If you’re feeling particularly brave, why not live stream your worship over Facebook or Instagram. What better time to take up online evangelism? If you want advice on how to do this, check out Premier Christianity’s helpful article []. 

Worship over Zoom  

Ah, the wonders of modern technology. We can meet up with the world from the comfort of our sofa. With so many feeling the loneliness, and families juggling working from home and caring for kids, a Sunday service from the living room might be ideal. 

Zoom is a free video calling service. It offers video chat, screen sharing for slides, break out rooms for small group discussion and all sorts of other handy gizmos that could serve your church. You can set up a call and share it with everyone, who can then open the link on any internet browser.  

Home for Good, like many other organisations, has updated our Mother’s Day resources to include a service plan designed to be used online.
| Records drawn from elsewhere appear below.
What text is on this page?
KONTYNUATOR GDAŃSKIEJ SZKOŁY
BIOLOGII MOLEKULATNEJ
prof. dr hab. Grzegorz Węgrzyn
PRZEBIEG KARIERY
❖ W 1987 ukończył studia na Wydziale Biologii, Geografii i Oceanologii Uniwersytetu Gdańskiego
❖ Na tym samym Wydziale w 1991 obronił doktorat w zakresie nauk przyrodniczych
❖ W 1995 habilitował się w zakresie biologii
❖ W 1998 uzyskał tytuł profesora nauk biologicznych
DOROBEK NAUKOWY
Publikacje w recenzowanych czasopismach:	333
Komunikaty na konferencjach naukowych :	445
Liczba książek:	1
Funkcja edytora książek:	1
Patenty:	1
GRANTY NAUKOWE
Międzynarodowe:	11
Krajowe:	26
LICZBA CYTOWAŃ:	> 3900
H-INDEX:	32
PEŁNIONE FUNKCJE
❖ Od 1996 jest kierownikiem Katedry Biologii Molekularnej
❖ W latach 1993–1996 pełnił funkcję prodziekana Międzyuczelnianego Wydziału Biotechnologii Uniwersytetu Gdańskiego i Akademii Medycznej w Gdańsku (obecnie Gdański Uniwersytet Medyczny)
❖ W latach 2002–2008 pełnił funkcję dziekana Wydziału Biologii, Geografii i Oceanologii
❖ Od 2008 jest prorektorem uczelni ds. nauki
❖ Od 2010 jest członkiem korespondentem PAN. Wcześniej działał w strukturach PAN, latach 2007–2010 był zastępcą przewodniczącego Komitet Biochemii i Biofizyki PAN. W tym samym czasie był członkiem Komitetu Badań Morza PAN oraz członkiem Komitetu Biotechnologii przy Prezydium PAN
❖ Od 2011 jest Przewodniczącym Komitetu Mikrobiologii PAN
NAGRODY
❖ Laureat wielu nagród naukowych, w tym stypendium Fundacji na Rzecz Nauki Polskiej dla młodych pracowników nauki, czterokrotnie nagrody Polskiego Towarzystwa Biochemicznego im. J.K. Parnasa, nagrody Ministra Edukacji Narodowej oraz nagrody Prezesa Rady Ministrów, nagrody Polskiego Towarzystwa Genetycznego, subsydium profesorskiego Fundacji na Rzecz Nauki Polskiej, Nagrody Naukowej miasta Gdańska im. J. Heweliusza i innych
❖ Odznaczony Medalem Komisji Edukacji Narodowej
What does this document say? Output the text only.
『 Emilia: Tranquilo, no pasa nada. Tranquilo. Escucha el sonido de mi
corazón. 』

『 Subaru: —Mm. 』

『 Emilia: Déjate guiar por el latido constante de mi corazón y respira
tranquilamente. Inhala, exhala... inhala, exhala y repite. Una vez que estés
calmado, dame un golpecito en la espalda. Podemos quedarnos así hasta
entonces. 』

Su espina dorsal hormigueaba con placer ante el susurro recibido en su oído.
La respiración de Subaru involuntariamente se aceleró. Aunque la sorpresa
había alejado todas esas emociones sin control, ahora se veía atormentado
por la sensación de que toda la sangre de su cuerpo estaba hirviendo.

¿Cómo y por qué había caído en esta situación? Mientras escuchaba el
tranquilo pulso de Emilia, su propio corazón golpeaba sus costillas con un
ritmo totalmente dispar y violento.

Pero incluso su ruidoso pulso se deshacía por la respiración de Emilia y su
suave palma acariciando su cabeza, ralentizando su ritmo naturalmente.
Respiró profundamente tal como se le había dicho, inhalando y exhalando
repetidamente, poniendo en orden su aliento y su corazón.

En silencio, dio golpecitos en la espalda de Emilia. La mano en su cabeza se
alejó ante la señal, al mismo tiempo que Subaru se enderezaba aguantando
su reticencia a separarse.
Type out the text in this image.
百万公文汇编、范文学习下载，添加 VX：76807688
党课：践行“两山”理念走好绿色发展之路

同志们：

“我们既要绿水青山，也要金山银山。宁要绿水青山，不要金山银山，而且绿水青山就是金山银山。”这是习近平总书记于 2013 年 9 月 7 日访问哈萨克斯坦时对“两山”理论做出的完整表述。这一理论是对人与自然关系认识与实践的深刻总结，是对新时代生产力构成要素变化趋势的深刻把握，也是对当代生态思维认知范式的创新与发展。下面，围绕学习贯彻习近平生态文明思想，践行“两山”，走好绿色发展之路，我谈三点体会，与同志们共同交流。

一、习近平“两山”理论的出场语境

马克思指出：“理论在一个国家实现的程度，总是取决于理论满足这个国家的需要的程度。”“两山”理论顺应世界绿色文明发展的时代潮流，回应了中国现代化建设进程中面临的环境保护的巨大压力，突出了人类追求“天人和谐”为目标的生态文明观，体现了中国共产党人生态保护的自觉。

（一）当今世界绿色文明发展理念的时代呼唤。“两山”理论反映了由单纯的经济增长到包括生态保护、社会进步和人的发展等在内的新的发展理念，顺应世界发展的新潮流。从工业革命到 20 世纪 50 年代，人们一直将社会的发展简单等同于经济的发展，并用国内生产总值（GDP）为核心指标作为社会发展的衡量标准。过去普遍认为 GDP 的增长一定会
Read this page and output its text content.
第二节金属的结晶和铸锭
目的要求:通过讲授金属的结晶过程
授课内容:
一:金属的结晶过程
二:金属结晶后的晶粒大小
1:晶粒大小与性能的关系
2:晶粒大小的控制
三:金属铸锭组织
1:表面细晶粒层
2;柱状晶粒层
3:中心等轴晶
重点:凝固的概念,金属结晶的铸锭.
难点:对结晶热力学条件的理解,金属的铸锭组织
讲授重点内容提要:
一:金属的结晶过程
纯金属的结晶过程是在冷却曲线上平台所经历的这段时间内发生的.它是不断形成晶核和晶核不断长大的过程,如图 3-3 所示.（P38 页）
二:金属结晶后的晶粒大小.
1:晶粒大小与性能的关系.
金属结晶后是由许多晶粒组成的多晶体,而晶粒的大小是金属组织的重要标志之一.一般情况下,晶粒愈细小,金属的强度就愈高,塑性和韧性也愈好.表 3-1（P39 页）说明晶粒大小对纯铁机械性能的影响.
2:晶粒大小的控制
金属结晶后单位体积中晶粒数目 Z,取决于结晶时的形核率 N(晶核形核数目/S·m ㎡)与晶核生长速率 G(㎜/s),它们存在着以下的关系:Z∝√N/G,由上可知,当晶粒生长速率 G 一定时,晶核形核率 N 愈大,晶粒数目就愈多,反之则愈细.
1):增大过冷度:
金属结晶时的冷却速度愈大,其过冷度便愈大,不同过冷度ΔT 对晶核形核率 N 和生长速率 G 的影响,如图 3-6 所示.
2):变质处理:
It’s got ideas on what prayer, Bible study and sung worship might look like when we’re not in the same physical space.  

As with all our resources, we hope they sensitively respond to how hard Mother’s Day can be and calls for everyone to play their part in caring for vulnerable children.  

Share the love 

With so many more people seeking comfort on online platforms, as Christians we can spread a positive message of love and thankfulness.  

Encourage each person in your church to dig out a photo of a woman who helped raise them. They could think of those who aren’t their birth mothers, but still played a part in raising them.  

They could share a photo of that woman or them holding that photo with a message of thanksgiving about who she is and the role she played in their life. They might want to share it on Facebook or Instagram with the hashtag #TodayIsAboutYou. Let’s see if we can get it trending! 

We’d love to see so many come through this year sharing how churches worshipped and showed God’s love to those who need it most even in the face of crisis.